Today’s girls face social and academic pressures their parents could barely have imaged at the same age.  They may be overwhelmed by any number of forces: The demands of being available 24/7 to friends (and not-so-friends) via cell phone.  Our overly-sexualized culture, bombarding them from every screen.  The pervasive, well-documented sexism they encounter every day, some obvious and some less so, from strangers as well as the people they love and trust.

Not surprisingly, girls between the ages of 10 and 18 are at the most risk of any population of developing an anxiety disorder.  Girls are under enormous pressure to succeed academically, appear effortlessly beautiful and skinny, stand up for themselves, and take on leadership roles — all while remaining kind and attentive to their friends and families, and unthreatening to teachers and their male counterparts.  As a teen in one of my focus groups put it, “We’re expected to do everything, all at once — and it’s impossible.”

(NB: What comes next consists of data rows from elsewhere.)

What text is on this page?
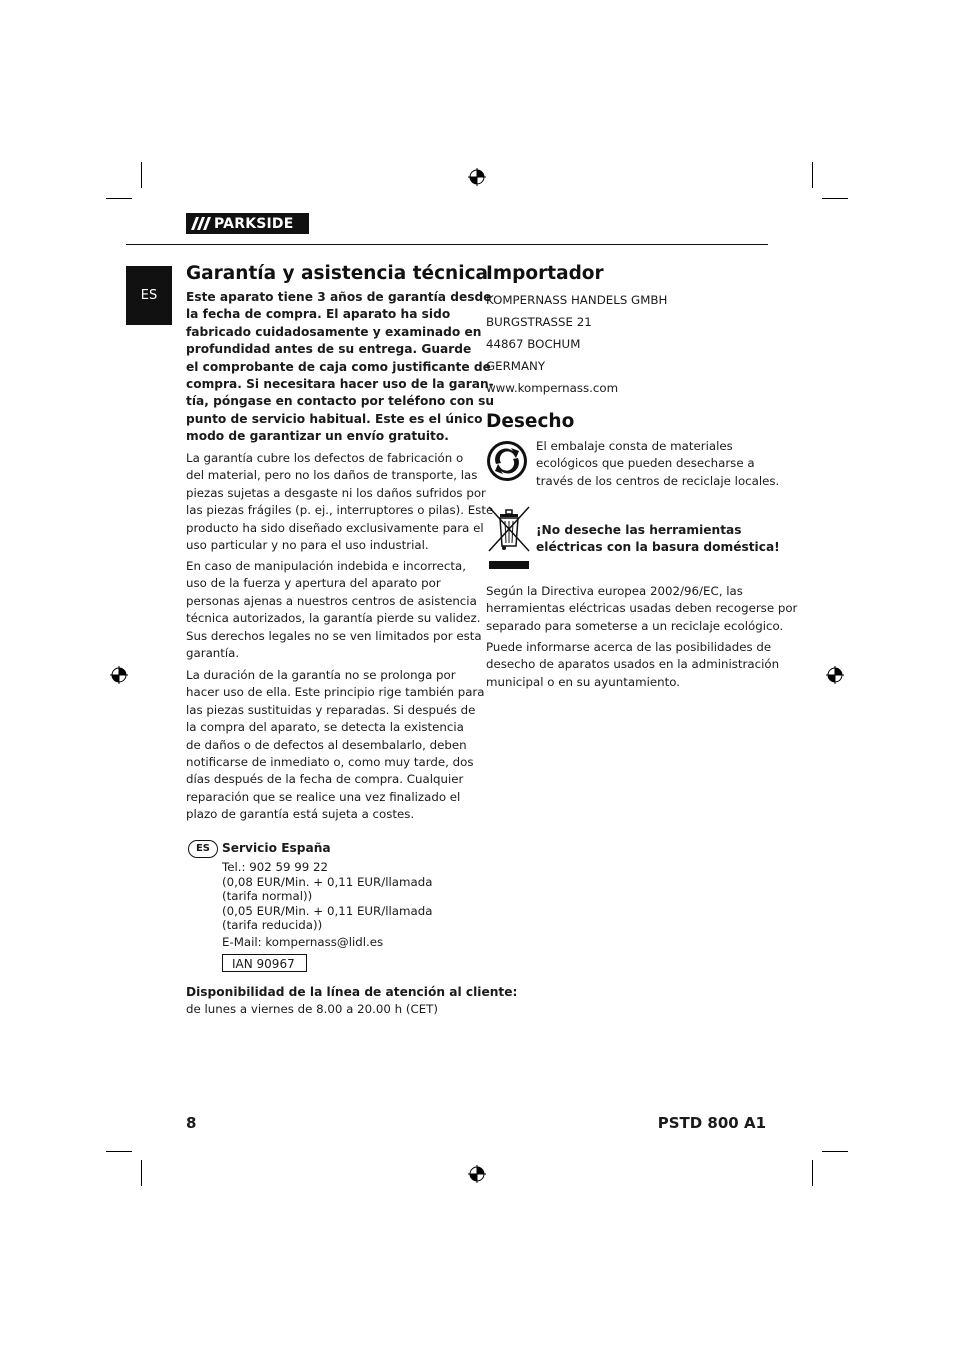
PARKSIDE
ES
Garantía y asistencia técnica
Este aparato tiene 3 años de garantía desde
la fecha de compra. El aparato ha sido
fabricado cuidadosamente y examinado en
profundidad antes de su entrega. Guarde
el comprobante de caja como justificante de
compra. Si necesitara hacer uso de la garan-
tía, póngase en contacto por teléfono con su
punto de servicio habitual. Este es el único
modo de garantizar un envío gratuito.
La garantía cubre los defectos de fabricación o
del material, pero no los daños de transporte, las
piezas sujetas a desgaste ni los daños sufridos por
las piezas frágiles (p. ej., interruptores o pilas). Este
producto ha sido diseñado exclusivamente para el
uso particular y no para el uso industrial.
En caso de manipulación indebida e incorrecta,
uso de la fuerza y apertura del aparato por
personas ajenas a nuestros centros de asistencia
técnica autorizados, la garantía pierde su validez.
Sus derechos legales no se ven limitados por esta
garantía.
La duración de la garantía no se prolonga por
hacer uso de ella. Este principio rige también para
las piezas sustituidas y reparadas. Si después de
la compra del aparato, se detecta la existencia
de daños o de defectos al desembalarlo, deben
notificarse de inmediato o, como muy tarde, dos
días después de la fecha de compra. Cualquier
reparación que se realice una vez finalizado el
plazo de garantía está sujeta a costes.
ES Servicio España
Tel.: 902 59 99 22
(0,08 EUR/Min. + 0,11 EUR/llamada
(tarifa normal))
(0,05 EUR/Min. + 0,11 EUR/llamada
(tarifa reducida))
E-Mail: kompernass@lidl.es
IAN 90967
Disponibilidad de la línea de atención al cliente:
de lunes a viernes de 8.00 a 20.00 h (CET)
Importador
KOMPERNASS HANDELS GMBH
BURGSTRASSE 21
44867 BOCHUM
GERMANY
www.kompernass.com
Desecho
El embalaje consta de materiales
ecológicos que pueden desecharse a
través de los centros de reciclaje locales.
¡No deseche las herramientas
eléctricas con la basura doméstica!
Según la Directiva europea 2002/96/EC, las
herramientas eléctricas usadas deben recogerse por
separado para someterse a un reciclaje ecológico.
Puede informarse acerca de las posibilidades de
desecho de aparatos usados en la administración
municipal o en su ayuntamiento.
8	PSTD 800 A1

The girls in my focus groups tell me about the unique challenges of their everyday lives, from comments about their clothing choices to relational aggression between girls to being afraid to walk around in the world by themselves.  My work with girls involves providing unconditional emotional support as well as strategies for coping with the pressures of their daily lives.  I also work with parents of girls, helping them identify and build on their daughters’ strengths and navigate the notoriously tricky emotional landscape of parenting an adolescent.